Dismiss Notice
Join Physics Forums Today!
The friendliest, high quality science and math community on the planet! Everyone who loves science is here!

What are the frequency bounds of waves from sine wave additive synthesis?

  1. Nov 7, 2011 #1

    If I can make any number of waves (n) all with the same phase but all within a frequency range of 100-200hz, what are the ranges of frequencies I can make when adding them?

    So would I be able to make a wave with frequency 400hz, or 25hz, using additive synthesis and these constraints? Then, if so, how do I calculate what the exact range I could make is?
  2. jcsd
  3. Nov 7, 2011 #2
    Old frequencies do not beget new frequencies.

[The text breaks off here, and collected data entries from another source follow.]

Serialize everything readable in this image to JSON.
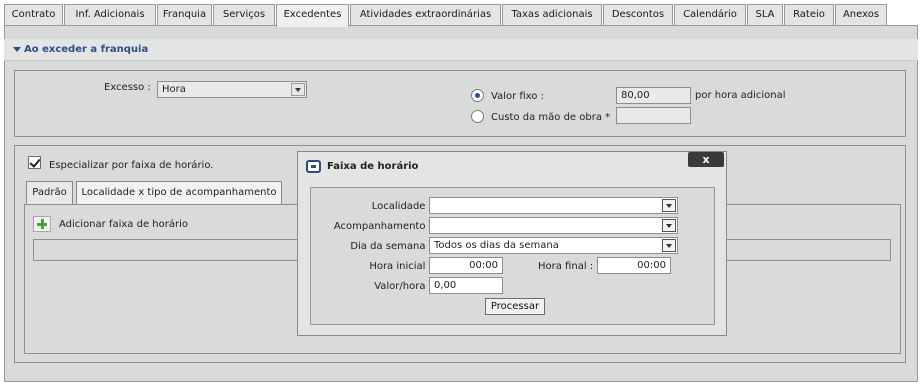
{
  "tabs": [
    "Contrato",
    "Inf. Adicionais",
    "Franquia",
    "Serviços",
    "Excedentes",
    "Atividades extraordinárias",
    "Taxas adicionais",
    "Descontos",
    "Calendário",
    "SLA",
    "Rateio",
    "Anexos"
  ],
  "section": {
    "title": "Ao exceder a franquia"
  },
  "excess": {
    "label": "Excesso :",
    "value": "Hora",
    "fixed_label": "Valor fixo :",
    "fixed_value": "80,00",
    "fixed_suffix": "por hora adicional",
    "labor_label": "Custo da mão de obra *",
    "labor_value": ""
  },
  "specialize": {
    "label": "Especializar por faixa de horário."
  },
  "inner_tabs": [
    "Padrão",
    "Localidade x tipo de acompanhamento"
  ],
  "add_range": {
    "label": "Adicionar faixa de horário"
  },
  "modal": {
    "title": "Faixa de horário",
    "close": "x",
    "locality_label": "Localidade :",
    "locality_value": "",
    "tracking_label": "Acompanhamento :",
    "tracking_value": "",
    "weekday_label": "Dia da semana :",
    "weekday_value": "Todos os dias da semana",
    "start_label": "Hora inicial :",
    "start_value": "00:00",
    "end_label": "Hora final :",
    "end_value": "00:00",
    "rate_label": "Valor/hora :",
    "rate_value": "0,00",
    "submit": "Processar"
  }
}
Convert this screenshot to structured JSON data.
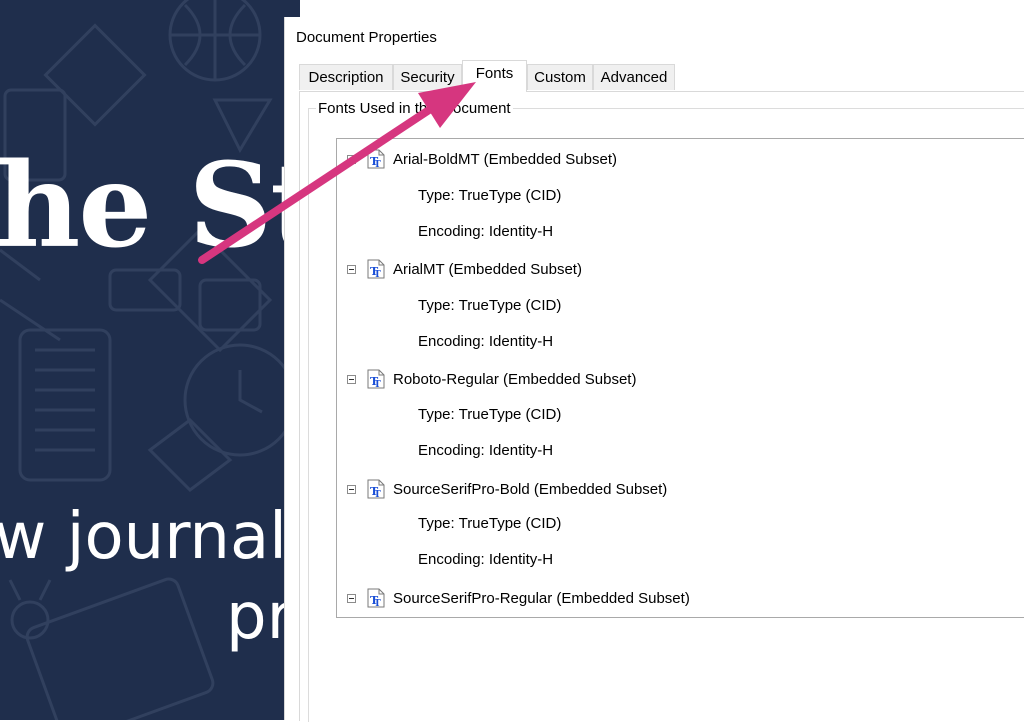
{
  "background_document": {
    "headline": "he St",
    "subline1": "w journali",
    "subline2": "pr"
  },
  "dialog": {
    "title": "Document Properties",
    "tabs": [
      {
        "label": "Description",
        "active": false
      },
      {
        "label": "Security",
        "active": false
      },
      {
        "label": "Fonts",
        "active": true
      },
      {
        "label": "Custom",
        "active": false
      },
      {
        "label": "Advanced",
        "active": false
      }
    ],
    "group_label": "Fonts Used in this Document",
    "fonts": [
      {
        "name": "Arial-BoldMT (Embedded Subset)",
        "type": "Type: TrueType (CID)",
        "encoding": "Encoding: Identity-H"
      },
      {
        "name": "ArialMT (Embedded Subset)",
        "type": "Type: TrueType (CID)",
        "encoding": "Encoding: Identity-H"
      },
      {
        "name": "Roboto-Regular (Embedded Subset)",
        "type": "Type: TrueType (CID)",
        "encoding": "Encoding: Identity-H"
      },
      {
        "name": "SourceSerifPro-Bold (Embedded Subset)",
        "type": "Type: TrueType (CID)",
        "encoding": "Encoding: Identity-H"
      },
      {
        "name": "SourceSerifPro-Regular (Embedded Subset)"
      }
    ]
  },
  "annotation": {
    "arrow_color": "#d6367f",
    "icon": "arrow-icon"
  },
  "colors": {
    "poster_bg": "#1f2e4c",
    "font_icon_blue": "#1b4fd6"
  }
}
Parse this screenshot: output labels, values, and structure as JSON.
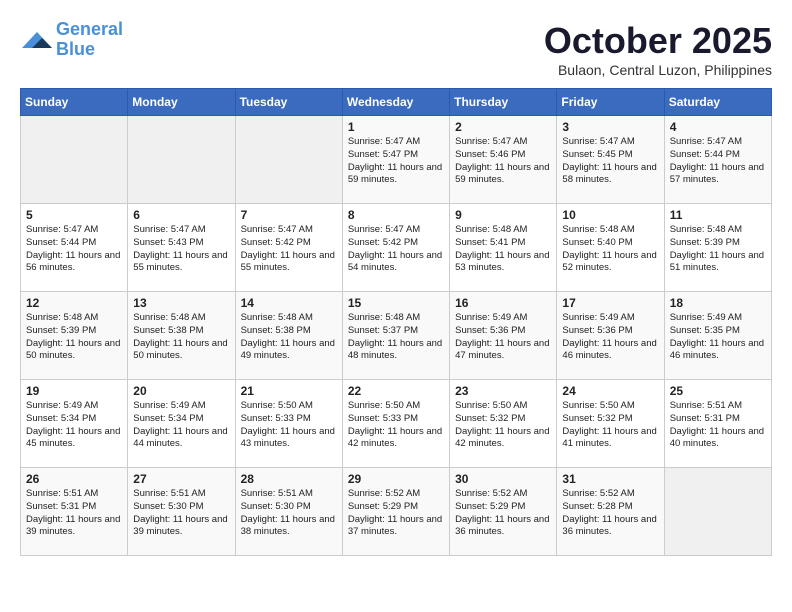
{
  "header": {
    "logo_line1": "General",
    "logo_line2": "Blue",
    "month": "October 2025",
    "location": "Bulaon, Central Luzon, Philippines"
  },
  "weekdays": [
    "Sunday",
    "Monday",
    "Tuesday",
    "Wednesday",
    "Thursday",
    "Friday",
    "Saturday"
  ],
  "weeks": [
    [
      {
        "day": "",
        "info": ""
      },
      {
        "day": "",
        "info": ""
      },
      {
        "day": "",
        "info": ""
      },
      {
        "day": "1",
        "info": "Sunrise: 5:47 AM\nSunset: 5:47 PM\nDaylight: 11 hours and 59 minutes."
      },
      {
        "day": "2",
        "info": "Sunrise: 5:47 AM\nSunset: 5:46 PM\nDaylight: 11 hours and 59 minutes."
      },
      {
        "day": "3",
        "info": "Sunrise: 5:47 AM\nSunset: 5:45 PM\nDaylight: 11 hours and 58 minutes."
      },
      {
        "day": "4",
        "info": "Sunrise: 5:47 AM\nSunset: 5:44 PM\nDaylight: 11 hours and 57 minutes."
      }
    ],
    [
      {
        "day": "5",
        "info": "Sunrise: 5:47 AM\nSunset: 5:44 PM\nDaylight: 11 hours and 56 minutes."
      },
      {
        "day": "6",
        "info": "Sunrise: 5:47 AM\nSunset: 5:43 PM\nDaylight: 11 hours and 55 minutes."
      },
      {
        "day": "7",
        "info": "Sunrise: 5:47 AM\nSunset: 5:42 PM\nDaylight: 11 hours and 55 minutes."
      },
      {
        "day": "8",
        "info": "Sunrise: 5:47 AM\nSunset: 5:42 PM\nDaylight: 11 hours and 54 minutes."
      },
      {
        "day": "9",
        "info": "Sunrise: 5:48 AM\nSunset: 5:41 PM\nDaylight: 11 hours and 53 minutes."
      },
      {
        "day": "10",
        "info": "Sunrise: 5:48 AM\nSunset: 5:40 PM\nDaylight: 11 hours and 52 minutes."
      },
      {
        "day": "11",
        "info": "Sunrise: 5:48 AM\nSunset: 5:39 PM\nDaylight: 11 hours and 51 minutes."
      }
    ],
    [
      {
        "day": "12",
        "info": "Sunrise: 5:48 AM\nSunset: 5:39 PM\nDaylight: 11 hours and 50 minutes."
      },
      {
        "day": "13",
        "info": "Sunrise: 5:48 AM\nSunset: 5:38 PM\nDaylight: 11 hours and 50 minutes."
      },
      {
        "day": "14",
        "info": "Sunrise: 5:48 AM\nSunset: 5:38 PM\nDaylight: 11 hours and 49 minutes."
      },
      {
        "day": "15",
        "info": "Sunrise: 5:48 AM\nSunset: 5:37 PM\nDaylight: 11 hours and 48 minutes."
      },
      {
        "day": "16",
        "info": "Sunrise: 5:49 AM\nSunset: 5:36 PM\nDaylight: 11 hours and 47 minutes."
      },
      {
        "day": "17",
        "info": "Sunrise: 5:49 AM\nSunset: 5:36 PM\nDaylight: 11 hours and 46 minutes."
      },
      {
        "day": "18",
        "info": "Sunrise: 5:49 AM\nSunset: 5:35 PM\nDaylight: 11 hours and 46 minutes."
      }
    ],
    [
      {
        "day": "19",
        "info": "Sunrise: 5:49 AM\nSunset: 5:34 PM\nDaylight: 11 hours and 45 minutes."
      },
      {
        "day": "20",
        "info": "Sunrise: 5:49 AM\nSunset: 5:34 PM\nDaylight: 11 hours and 44 minutes."
      },
      {
        "day": "21",
        "info": "Sunrise: 5:50 AM\nSunset: 5:33 PM\nDaylight: 11 hours and 43 minutes."
      },
      {
        "day": "22",
        "info": "Sunrise: 5:50 AM\nSunset: 5:33 PM\nDaylight: 11 hours and 42 minutes."
      },
      {
        "day": "23",
        "info": "Sunrise: 5:50 AM\nSunset: 5:32 PM\nDaylight: 11 hours and 42 minutes."
      },
      {
        "day": "24",
        "info": "Sunrise: 5:50 AM\nSunset: 5:32 PM\nDaylight: 11 hours and 41 minutes."
      },
      {
        "day": "25",
        "info": "Sunrise: 5:51 AM\nSunset: 5:31 PM\nDaylight: 11 hours and 40 minutes."
      }
    ],
    [
      {
        "day": "26",
        "info": "Sunrise: 5:51 AM\nSunset: 5:31 PM\nDaylight: 11 hours and 39 minutes."
      },
      {
        "day": "27",
        "info": "Sunrise: 5:51 AM\nSunset: 5:30 PM\nDaylight: 11 hours and 39 minutes."
      },
      {
        "day": "28",
        "info": "Sunrise: 5:51 AM\nSunset: 5:30 PM\nDaylight: 11 hours and 38 minutes."
      },
      {
        "day": "29",
        "info": "Sunrise: 5:52 AM\nSunset: 5:29 PM\nDaylight: 11 hours and 37 minutes."
      },
      {
        "day": "30",
        "info": "Sunrise: 5:52 AM\nSunset: 5:29 PM\nDaylight: 11 hours and 36 minutes."
      },
      {
        "day": "31",
        "info": "Sunrise: 5:52 AM\nSunset: 5:28 PM\nDaylight: 11 hours and 36 minutes."
      },
      {
        "day": "",
        "info": ""
      }
    ]
  ]
}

    When you add waves of a given frequency, you only get waves of the same frequency. It's like adding complex numbers. It's just the phase factor that counts.

    How do you make sense of frequency? Fourier transform. Fourier transform is linear. So, if you add two functions, you add the Fourier transforms to see what happens in the frequency domain. If some frequency component is zero for two functions, then it will be zero for their sum. Addition doesn't give you any new frequencies.

    So if you start with a frequency range of 100-200hz, by adding things, you stay within 100-200hz.
  4. Nov 7, 2011 #3
    Oh, you made it clear with the fourier transform sections being 0. I knew you could make a square wave with infinity frequencies added but I guess the frequency of that saw is just the lowest frequency added in the sum. Thanks for the response.